David Archard is Emeritus Professor of Philosophy at Queens University of Belfast, having previously taught at the Universities of Ulster, St Andrews and Lancaster. He has held Visiting Professorships in China, Switzerland, Norway and the USA.

 

He has published extensively in applied ethics, philosophy of law and political philosophy, especially on the topics of children, the family, consent, nationalism, democracy, and the relation of philosophy to policy.

 

He is Chair of the Nuffield Council on Bioethics, Honorary Vice President of the Society for Applied Philosophy, and a member of the clinical ethics committee of Great Ormond Street Hospital.

 

His personal website is: https://www.davearchard.co.uk

Ph.D. (London School of Economics and Politics)
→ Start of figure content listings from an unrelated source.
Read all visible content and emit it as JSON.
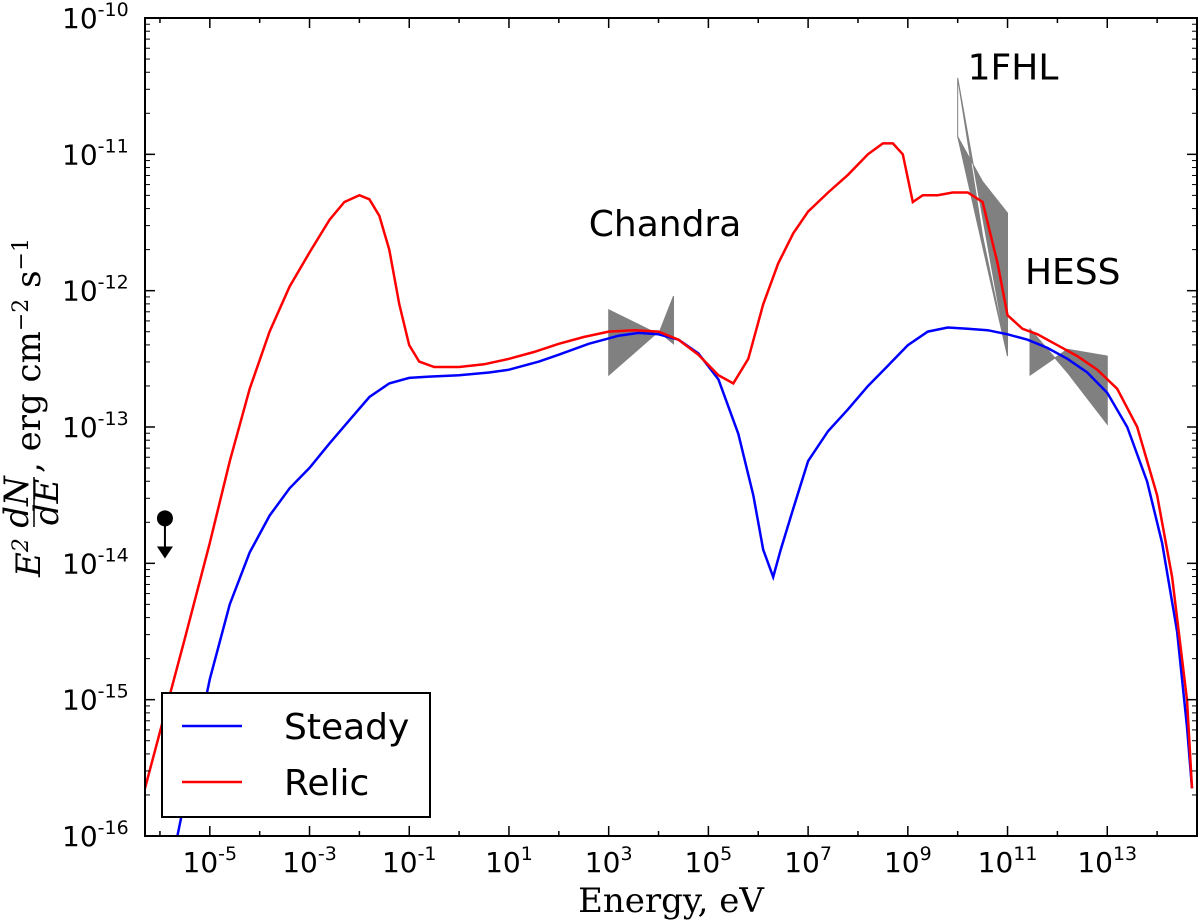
{
  "chart_data": {
    "type": "line",
    "xscale": "log",
    "yscale": "log",
    "xlim_log10": [
      -6.3,
      14.8
    ],
    "ylim_log10": [
      -16,
      -10
    ],
    "xlabel": "Energy, eV",
    "ylabel_parts": {
      "base": "E",
      "sup": "2",
      "num": "dN",
      "den": "dE",
      "unit": ", erg cm",
      "unit_sup1": "−2",
      "unit_mid": " s",
      "unit_sup2": "−1"
    },
    "x_ticks": [
      {
        "exp": -5,
        "base": "10",
        "sup": "-5"
      },
      {
        "exp": -3,
        "base": "10",
        "sup": "-3"
      },
      {
        "exp": -1,
        "base": "10",
        "sup": "-1"
      },
      {
        "exp": 1,
        "base": "10",
        "sup": "1"
      },
      {
        "exp": 3,
        "base": "10",
        "sup": "3"
      },
      {
        "exp": 5,
        "base": "10",
        "sup": "5"
      },
      {
        "exp": 7,
        "base": "10",
        "sup": "7"
      },
      {
        "exp": 9,
        "base": "10",
        "sup": "9"
      },
      {
        "exp": 11,
        "base": "10",
        "sup": "11"
      },
      {
        "exp": 13,
        "base": "10",
        "sup": "13"
      }
    ],
    "y_ticks": [
      {
        "exp": -10,
        "base": "10",
        "sup": "-10"
      },
      {
        "exp": -11,
        "base": "10",
        "sup": "-11"
      },
      {
        "exp": -12,
        "base": "10",
        "sup": "-12"
      },
      {
        "exp": -13,
        "base": "10",
        "sup": "-13"
      },
      {
        "exp": -14,
        "base": "10",
        "sup": "-14"
      },
      {
        "exp": -15,
        "base": "10",
        "sup": "-15"
      },
      {
        "exp": -16,
        "base": "10",
        "sup": "-16"
      }
    ],
    "series": [
      {
        "name": "Steady",
        "color": "#0000ff",
        "points_log10": [
          [
            -5.65,
            -16.0
          ],
          [
            -5.4,
            -15.55
          ],
          [
            -5.0,
            -14.85
          ],
          [
            -4.6,
            -14.3
          ],
          [
            -4.2,
            -13.92
          ],
          [
            -3.8,
            -13.65
          ],
          [
            -3.4,
            -13.45
          ],
          [
            -3.0,
            -13.3
          ],
          [
            -2.6,
            -13.12
          ],
          [
            -2.2,
            -12.95
          ],
          [
            -1.8,
            -12.78
          ],
          [
            -1.4,
            -12.68
          ],
          [
            -1.0,
            -12.64
          ],
          [
            -0.6,
            -12.63
          ],
          [
            0.0,
            -12.62
          ],
          [
            0.6,
            -12.6
          ],
          [
            1.0,
            -12.58
          ],
          [
            1.6,
            -12.52
          ],
          [
            2.0,
            -12.47
          ],
          [
            2.6,
            -12.39
          ],
          [
            3.2,
            -12.33
          ],
          [
            3.6,
            -12.31
          ],
          [
            4.0,
            -12.32
          ],
          [
            4.4,
            -12.36
          ],
          [
            4.8,
            -12.46
          ],
          [
            5.2,
            -12.65
          ],
          [
            5.6,
            -13.05
          ],
          [
            5.9,
            -13.5
          ],
          [
            6.1,
            -13.9
          ],
          [
            6.3,
            -14.1
          ],
          [
            6.45,
            -13.9
          ],
          [
            6.7,
            -13.6
          ],
          [
            7.0,
            -13.25
          ],
          [
            7.4,
            -13.03
          ],
          [
            7.8,
            -12.87
          ],
          [
            8.2,
            -12.7
          ],
          [
            8.6,
            -12.55
          ],
          [
            9.0,
            -12.4
          ],
          [
            9.4,
            -12.3
          ],
          [
            9.8,
            -12.27
          ],
          [
            10.2,
            -12.28
          ],
          [
            10.6,
            -12.29
          ],
          [
            11.0,
            -12.32
          ],
          [
            11.4,
            -12.36
          ],
          [
            11.8,
            -12.42
          ],
          [
            12.2,
            -12.5
          ],
          [
            12.6,
            -12.6
          ],
          [
            13.0,
            -12.75
          ],
          [
            13.4,
            -13.0
          ],
          [
            13.8,
            -13.4
          ],
          [
            14.1,
            -13.85
          ],
          [
            14.4,
            -14.5
          ],
          [
            14.6,
            -15.2
          ],
          [
            14.7,
            -15.65
          ]
        ]
      },
      {
        "name": "Relic",
        "color": "#ff0000",
        "points_log10": [
          [
            -6.3,
            -15.65
          ],
          [
            -5.9,
            -15.1
          ],
          [
            -5.5,
            -14.55
          ],
          [
            -5.0,
            -13.85
          ],
          [
            -4.6,
            -13.25
          ],
          [
            -4.2,
            -12.72
          ],
          [
            -3.8,
            -12.3
          ],
          [
            -3.4,
            -11.97
          ],
          [
            -3.0,
            -11.72
          ],
          [
            -2.6,
            -11.48
          ],
          [
            -2.3,
            -11.35
          ],
          [
            -2.0,
            -11.3
          ],
          [
            -1.8,
            -11.33
          ],
          [
            -1.6,
            -11.45
          ],
          [
            -1.4,
            -11.7
          ],
          [
            -1.2,
            -12.1
          ],
          [
            -1.0,
            -12.4
          ],
          [
            -0.8,
            -12.52
          ],
          [
            -0.5,
            -12.56
          ],
          [
            0.0,
            -12.56
          ],
          [
            0.5,
            -12.54
          ],
          [
            1.0,
            -12.5
          ],
          [
            1.5,
            -12.45
          ],
          [
            2.0,
            -12.39
          ],
          [
            2.5,
            -12.34
          ],
          [
            3.0,
            -12.3
          ],
          [
            3.5,
            -12.29
          ],
          [
            4.0,
            -12.3
          ],
          [
            4.4,
            -12.36
          ],
          [
            4.8,
            -12.47
          ],
          [
            5.2,
            -12.62
          ],
          [
            5.5,
            -12.68
          ],
          [
            5.8,
            -12.5
          ],
          [
            6.1,
            -12.1
          ],
          [
            6.4,
            -11.8
          ],
          [
            6.7,
            -11.58
          ],
          [
            7.0,
            -11.42
          ],
          [
            7.4,
            -11.28
          ],
          [
            7.8,
            -11.15
          ],
          [
            8.2,
            -11.0
          ],
          [
            8.5,
            -10.92
          ],
          [
            8.7,
            -10.92
          ],
          [
            8.9,
            -11.0
          ],
          [
            9.1,
            -11.35
          ],
          [
            9.3,
            -11.3
          ],
          [
            9.6,
            -11.3
          ],
          [
            9.9,
            -11.28
          ],
          [
            10.2,
            -11.28
          ],
          [
            10.5,
            -11.35
          ],
          [
            10.8,
            -11.8
          ],
          [
            11.0,
            -12.18
          ],
          [
            11.3,
            -12.28
          ],
          [
            11.6,
            -12.32
          ],
          [
            12.0,
            -12.4
          ],
          [
            12.4,
            -12.48
          ],
          [
            12.8,
            -12.58
          ],
          [
            13.2,
            -12.72
          ],
          [
            13.6,
            -13.0
          ],
          [
            14.0,
            -13.5
          ],
          [
            14.3,
            -14.1
          ],
          [
            14.6,
            -15.0
          ],
          [
            14.7,
            -15.65
          ]
        ]
      }
    ],
    "bowties": [
      {
        "name": "Chandra",
        "poly_log10": [
          [
            3.0,
            -12.62
          ],
          [
            3.0,
            -12.14
          ],
          [
            4.0,
            -12.32
          ],
          [
            4.3,
            -12.04
          ],
          [
            4.3,
            -12.39
          ],
          [
            4.0,
            -12.3
          ],
          [
            3.0,
            -12.62
          ]
        ]
      },
      {
        "name": "1FHL",
        "poly_log10": [
          [
            10.0,
            -10.44
          ],
          [
            10.0,
            -10.87
          ],
          [
            10.5,
            -11.2
          ],
          [
            11.0,
            -11.43
          ],
          [
            11.0,
            -12.48
          ],
          [
            10.0,
            -10.87
          ],
          [
            10.0,
            -10.44
          ],
          [
            10.5,
            -11.6
          ],
          [
            11.0,
            -12.48
          ]
        ]
      },
      {
        "name": "HESS",
        "poly_log10": [
          [
            11.45,
            -12.28
          ],
          [
            11.45,
            -12.62
          ],
          [
            12.2,
            -12.43
          ],
          [
            13.0,
            -12.48
          ],
          [
            13.0,
            -12.98
          ],
          [
            12.2,
            -12.6
          ],
          [
            11.45,
            -12.28
          ]
        ]
      }
    ],
    "upper_limit": {
      "x_log10": -5.9,
      "y_log10": -13.67,
      "arrow_to_y_log10": -13.95
    },
    "annotations": [
      {
        "text": "Chandra",
        "x_log10": 2.6,
        "y_log10": -11.6
      },
      {
        "text": "1FHL",
        "x_log10": 10.2,
        "y_log10": -10.45
      },
      {
        "text": "HESS",
        "x_log10": 11.35,
        "y_log10": -11.95
      }
    ],
    "legend": {
      "position": "lower-left",
      "entries": [
        {
          "label": "Steady",
          "color": "#0000ff"
        },
        {
          "label": "Relic",
          "color": "#ff0000"
        }
      ]
    }
  }
}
B.A. in Politics and Philosophy (Corpus Christi College, University of Oxford)

Get to know David

What are you working on right now?

I am completing some articles and chapters on the nature of the family, on sex education, and on the relation between ethical recommendations and policy. But what I want to work on over the next year is the puzzling and problematic relationship between the view that there is moral equality of all humans and the view that it is morally right to treat adults differently from children. And I want to understand how this makes a difference to what we think is wrong about paternalism and why everyone should have the vote

Is there a book you’d recommend within your field?

For my generation of English-speaking moral and political philosophers John Rawls’ A Theory of Justice is the canonical text. But I’d recommend Joel Feinberg’s magisterial four volume The Moral Limits of the Criminal Law which is a wonderfully thoughtful, rich, comprehensive, always incisive review of what the liberal understanding of individual liberty is. And Bernard Williams’ Ethics and the Limits of Philosophy is a brilliant provocative account of what it should mean to lead a good life and how moral philosophy doesn’t always help us. Sorry, that’s three (actually six!) books but I find impossible to recommend just one!

If you had to choose a different field, what would it be?

Law. I’d like to say football but I was never that good.

Is there a TV-show you are binging?

One we binged on is Shtisel which is that rare thing, a series without sex or violence and no real heroes or heroines but which is a warm funny and occasionally very sad portrait of the lives of various people in the orthodox Jewish community in Jerusalem.

What are you listening to these days?

Nick Cave, Leonard Cohen, Rachmaninov, Vaughan Williams and Mahler.

If you were prime minister for a day, what would you do?

Some unprintable things to some of our previous Prime Ministers! But one thing? Lower the voting age to 16.

Place you’ve been where you never want to go back to?

Uzbekistan and in particular Samarkand which we visited as one of our journeys to explore the Silk Road. Despite the magical name and the extraordinary architecture of its golden age, it had awful food, miserable people, and an oppressive sense of the worst Russian influences.

And a place you’ve been where you’d like to go back?

Pakistan. Not an obvious tourist destination but a wonderfully interesting place with a fascinating history, extraordinary hospitality, and occasionally the dramatically unexpected. And nothing beats standing at the top of the Khyber Pass looking into Afghanistan and thinking about all those, including Alexander the Great, who have passed this way.